At all of our reserves, it is a requirement that dogs are kept on leads, even if your dog remains under close control when off-lead, by having your dog off you may encourage other people to let their dogs off, who may not stay close.
Always pick up after your dog
Dog mess is not only an unsightly health hazard for visitors, reserve staff and volunteers, it also promotes the growth of weeds and discourages the growth of wildflowers. It can also spread disease and pathogens. For example, when volunteers are out strimming the paths to keep them clear for visitors, dog mess can end up in their eyes which could lead to serious injury or even blindness. Our reserves are regularly used by families and reserve staff need to ensure people aren’t at risk from coming into contact with dog mess. Please put your waste in the bins provided or take it home with you.
Do not allow your dog to swim in areas of open water
Please do not encourage your dog to swim in ponds, rivers or other water bodies.

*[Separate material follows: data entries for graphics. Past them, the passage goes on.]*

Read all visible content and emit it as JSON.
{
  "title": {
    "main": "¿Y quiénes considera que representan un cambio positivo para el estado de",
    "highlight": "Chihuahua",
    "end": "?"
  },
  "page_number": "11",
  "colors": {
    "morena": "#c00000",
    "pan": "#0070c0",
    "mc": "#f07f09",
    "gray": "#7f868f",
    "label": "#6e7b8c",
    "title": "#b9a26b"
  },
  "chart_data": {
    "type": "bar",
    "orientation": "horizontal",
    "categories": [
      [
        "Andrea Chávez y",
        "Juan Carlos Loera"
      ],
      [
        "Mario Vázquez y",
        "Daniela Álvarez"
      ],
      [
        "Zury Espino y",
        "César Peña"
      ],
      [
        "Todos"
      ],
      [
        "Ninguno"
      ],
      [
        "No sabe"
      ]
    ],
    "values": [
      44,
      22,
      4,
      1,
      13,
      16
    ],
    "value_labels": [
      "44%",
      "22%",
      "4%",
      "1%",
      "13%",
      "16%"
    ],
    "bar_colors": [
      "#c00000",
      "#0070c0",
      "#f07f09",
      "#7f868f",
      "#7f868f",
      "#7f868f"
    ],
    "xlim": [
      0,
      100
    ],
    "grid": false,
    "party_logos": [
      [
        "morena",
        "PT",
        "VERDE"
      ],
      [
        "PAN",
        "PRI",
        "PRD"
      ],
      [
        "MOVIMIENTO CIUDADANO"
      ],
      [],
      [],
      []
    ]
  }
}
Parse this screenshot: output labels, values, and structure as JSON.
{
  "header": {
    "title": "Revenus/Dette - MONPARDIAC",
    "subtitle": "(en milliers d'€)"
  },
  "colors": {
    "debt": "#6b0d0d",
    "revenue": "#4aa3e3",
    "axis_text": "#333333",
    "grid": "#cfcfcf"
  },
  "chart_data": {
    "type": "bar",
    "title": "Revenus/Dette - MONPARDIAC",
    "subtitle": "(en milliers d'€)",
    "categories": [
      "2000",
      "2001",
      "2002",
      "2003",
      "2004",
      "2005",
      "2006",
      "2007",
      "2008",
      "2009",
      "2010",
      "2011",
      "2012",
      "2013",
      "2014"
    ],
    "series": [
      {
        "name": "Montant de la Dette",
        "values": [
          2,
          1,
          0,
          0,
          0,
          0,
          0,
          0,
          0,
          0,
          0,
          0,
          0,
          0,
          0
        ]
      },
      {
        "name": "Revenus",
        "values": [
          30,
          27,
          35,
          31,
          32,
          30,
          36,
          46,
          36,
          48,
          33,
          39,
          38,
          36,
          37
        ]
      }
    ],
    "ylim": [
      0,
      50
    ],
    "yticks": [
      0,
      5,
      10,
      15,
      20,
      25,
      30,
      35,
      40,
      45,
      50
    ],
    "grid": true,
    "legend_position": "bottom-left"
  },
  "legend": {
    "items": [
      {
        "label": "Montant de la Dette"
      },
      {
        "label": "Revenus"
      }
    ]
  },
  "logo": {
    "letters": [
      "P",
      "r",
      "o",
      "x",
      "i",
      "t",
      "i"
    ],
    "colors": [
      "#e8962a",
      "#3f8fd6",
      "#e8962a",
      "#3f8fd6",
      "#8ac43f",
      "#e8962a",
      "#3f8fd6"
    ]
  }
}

Not only does this cause disturbance to wildlife in and around these areas of open water, it also increases the risk of transferring invasive and harmful plants such as New Zealand pygmyweed (Crassula helmsii), or amphibian diseases such as Ranavirus from one area to another.
Be aware of grazing animals
A large majority of our nature reserves are managed with the help of grazing animals during certain times of the year, for example the Exmoor Ponies at Rainton Meadows and the Belted Galloway Cattle at Cross Gill. On these sites your dog must be kept on a lead to avoid any stress to the animals and to reduce the risk of altercations between livestock and your dog.
Consider other visitors
Durham Wildlife Trust welcomes a huge variety of visitors to our nature reserves, from wildlife enthusiasts to school groups and ramblers. Please be aware that dogs can cause risk to other users, even unintentionally. Not everyone is fond of dogs and some have severe phobias. Other reserve users can feel extremely uncomfortable when a dog runs up to them even though the dog may be friendly and harmless. Small children are especially in danger from loose dogs, ranging from simply being knocked down by an enthusiastic dog to being bitten or seriously harmed. Please keep your dog on a lead.
Thank you for your understanding and co-operation. We do hope you enjoy visiting our nature reserves.